Can someone please help to understand the following probability I was reading something on communication, then I came across the following equation:
$Power_{rx}=Power_{tx}*|R|^2/(1+d^2)$ where $Power_{tx}$ and $d$ can be assume to be constant, and R is the Rayleigh random variable. 

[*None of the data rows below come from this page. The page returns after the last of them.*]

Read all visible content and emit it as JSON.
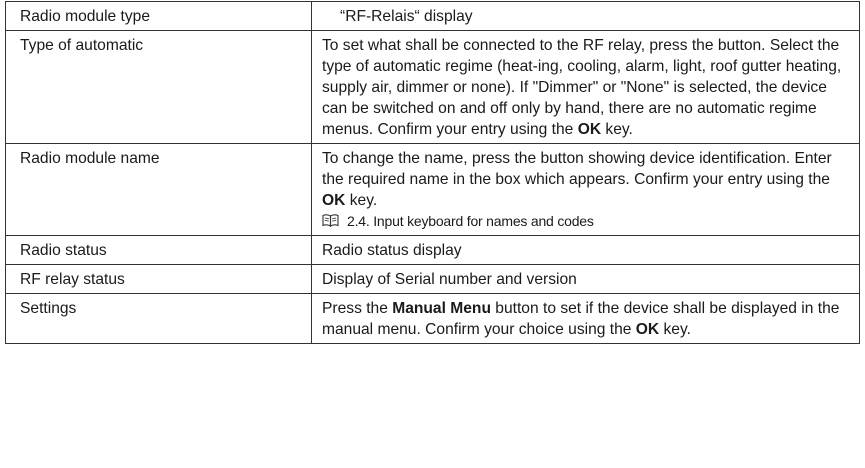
{
  "rows": [
    {
      "label": "Radio module type",
      "value": "“RF-Relais“ display"
    },
    {
      "label": "Type of automatic",
      "value": "To set what shall be connected to the RF relay, press the button. Select the type of automatic regime (heat-ing, cooling, alarm, light, roof gutter heating, supply air, dimmer or none). If \"Dimmer\" or \"None\" is selected, the device can be switched on and off only by hand, there are no automatic regime menus. Confirm your entry using the ",
      "key": "OK",
      "suffix": " key."
    },
    {
      "label": "Radio module name",
      "value": "To change the name, press the button showing device identification. Enter the required name in the box which appears. Confirm your entry using the ",
      "key": "OK",
      "suffix": " key.",
      "reference": "2.4. Input keyboard for names and codes",
      "reference_icon": "book-icon"
    },
    {
      "label": "Radio status",
      "value": "Radio status display"
    },
    {
      "label": "RF relay status",
      "value": "Display of Serial number and version"
    },
    {
      "label": "Settings",
      "prefix": "Press the ",
      "button": "Manual Menu",
      "value": " button to set if the device shall be displayed in the manual menu. Confirm your choice using the ",
      "key": "OK",
      "suffix": " key."
    }
  ]
}
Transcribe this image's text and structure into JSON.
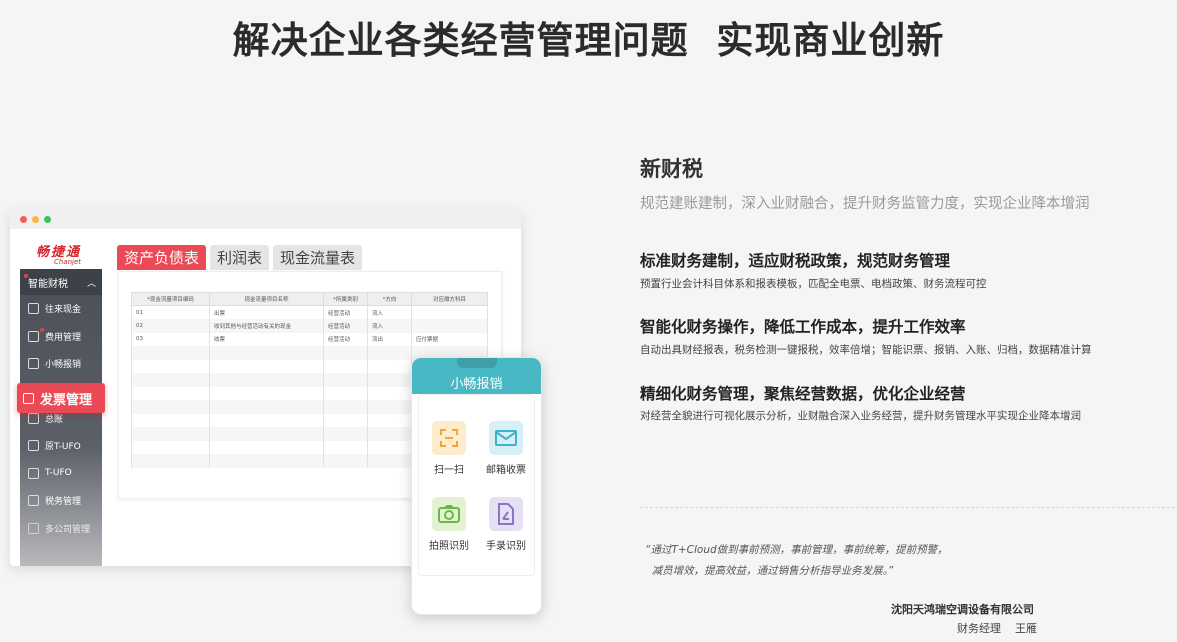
{
  "headline": "解决企业各类经营管理问题  实现商业创新",
  "app": {
    "logo": "畅捷通",
    "logo_en": "Chanjet",
    "sidebar": {
      "group_label": "智能财税",
      "items": [
        {
          "label": "往来现金"
        },
        {
          "label": "费用管理"
        },
        {
          "label": "小畅报销"
        },
        {
          "label": "总账"
        },
        {
          "label": "原T-UFO"
        },
        {
          "label": "T-UFO"
        },
        {
          "label": "税务管理"
        },
        {
          "label": "多公司管理"
        }
      ],
      "active_label": "发票管理"
    },
    "tabs": [
      "资产负债表",
      "利润表",
      "现金流量表"
    ],
    "table": {
      "headers": [
        "*现金流量项目编码",
        "现金流量项目名称",
        "*所属类别",
        "*方向",
        "对应缴方科目"
      ],
      "rows": [
        [
          "01",
          "出票",
          "经营活动",
          "流入",
          ""
        ],
        [
          "02",
          "收到其他与经营活动有关的现金",
          "经营活动",
          "流入",
          ""
        ],
        [
          "03",
          "收票",
          "经营活动",
          "流出",
          "应付票据"
        ]
      ]
    }
  },
  "mobile": {
    "title": "小畅报销",
    "features": [
      {
        "label": "扫一扫",
        "icon": "scan-icon"
      },
      {
        "label": "邮箱收票",
        "icon": "mail-icon"
      },
      {
        "label": "拍照识别",
        "icon": "camera-icon"
      },
      {
        "label": "手录识别",
        "icon": "edit-doc-icon"
      }
    ]
  },
  "section": {
    "title": "新财税",
    "subtitle": "规范建账建制，深入业财融合，提升财务监管力度，实现企业降本增润",
    "features": [
      {
        "title": "标准财务建制，适应财税政策，规范财务管理",
        "desc": "预置行业会计科目体系和报表模板，匹配全电票、电档政策、财务流程可控"
      },
      {
        "title": "智能化财务操作，降低工作成本，提升工作效率",
        "desc": "自动出具财经报表，税务检测一键报税，效率倍增；智能识票、报销、入账、归档，数据精准计算"
      },
      {
        "title": "精细化财务管理，聚焦经营数据，优化企业经营",
        "desc": "对经营全貌进行可视化展示分析，业财融合深入业务经营，提升财务管理水平实现企业降本增润"
      }
    ],
    "testimonial": {
      "quote": "“通过T+Cloud做到事前预测，事前管理，事前统筹，提前预警，\n  减员增效，提高效益，通过销售分析指导业务发展。”",
      "company": "沈阳天鸿瑞空调设备有限公司",
      "person": "财务经理    王雁"
    }
  },
  "colors": {
    "accent": "#e94a55",
    "teal": "#47b8c4",
    "sidebar": "#4a4e57"
  }
}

Then it says that the $Power_{rx}$ have a distribution of 
$f_{power_{rx}}(Power_{rx})=1/P_{mean}*exp(-Power_{rx}/P_{mean})$, 
where $P_{mean}$ is the expectation, $E[Power_{rx}]$. 
Confusion:
$|R^2|$ alone having the distribution as above I have no problem, however, I don't understand why the entire $Power_{rx}$ also have the same distribution. At least, I see they multiple a bunch of constant to R, shouldn't that will having some effect on the distribution as well?
 A: 
$|R^2|$ alone having the distribution as above I have no problem,
  however, I don't understand why the entire $Power_{rx}$ also have the
  same distribution. At least, I see they multiple a bunch of constant
  to R, shouldn't that will having some effect on the distribution as
  well?

Yes, it does have an effect on the distribution -- the expectations are different, although the type of distribution is the same (i.e. Exponential).

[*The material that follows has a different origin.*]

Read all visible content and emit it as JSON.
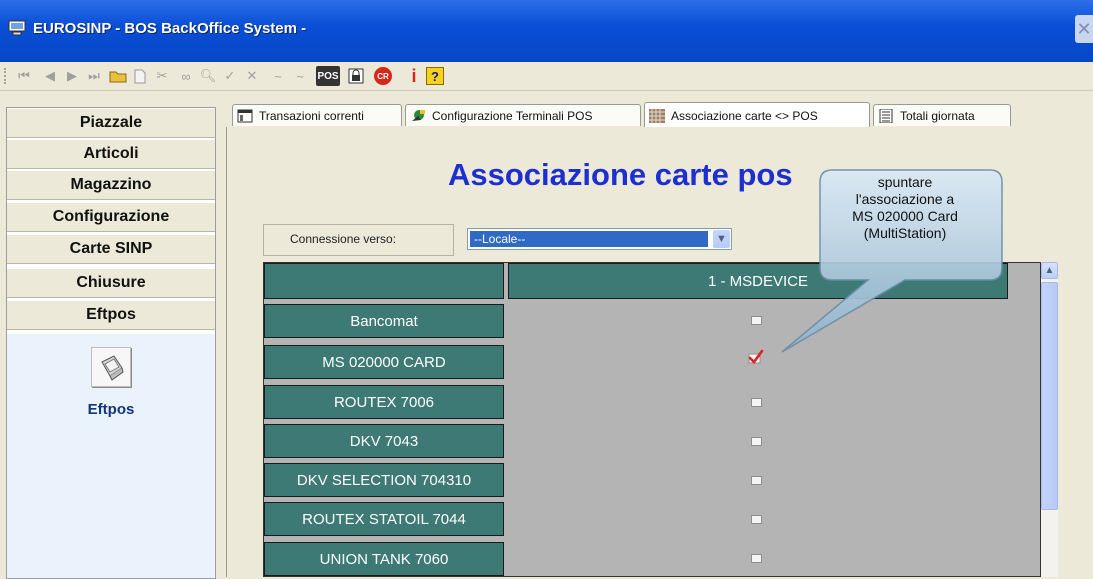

You seem okay with the fact that if $R$ has a Rayleigh distribution, then $X := R^2$ has an Exponential distribution; i.e., the distribution of $X$ has the density function 
$$f_{X}(x)=(1/(EX)) e^{-x/(EX)}(x \ge 0)
$$
and the cumulative distribution function is (by integration) 
$$pr(X \le x) = (1 - e^{-x/(EX)})(x \ge 0)
$$
where $EX$ denotes the expectation of $X$.
But then $Y := c\cdot X$, where $c > 0$ is any constant (e.g., $c=Power_{tx}/(1+d^2)$), also has an Exponential distribution:
$$pr(Y \le y) = pr(c\cdot X \le y) = pr(X \le y/c) = (1 - e^{-(y/c)/(EX)})(y/c \ge 0) = (1 - e^{-y/(c\cdot EX)})(y \ge 0).
$$
That is, $c\cdot X$ also has an Exponential distribution, but with expectation $c \cdot EX$.
In more of your original symbols, the densities are
$f_{R^2}(x)=(1/X_{mean}) exp(-x/X_{mean})$, where $X_{mean}$ is $E(R^2)$, and
$f_{Power_{rx}}(p)=(1/P_{mean}) exp(-p/P_{mean})$, where $P_{mean}$ is $E(Power_{rx}) = E(R^2)\cdot Power_{tx}/(1+d^2)$.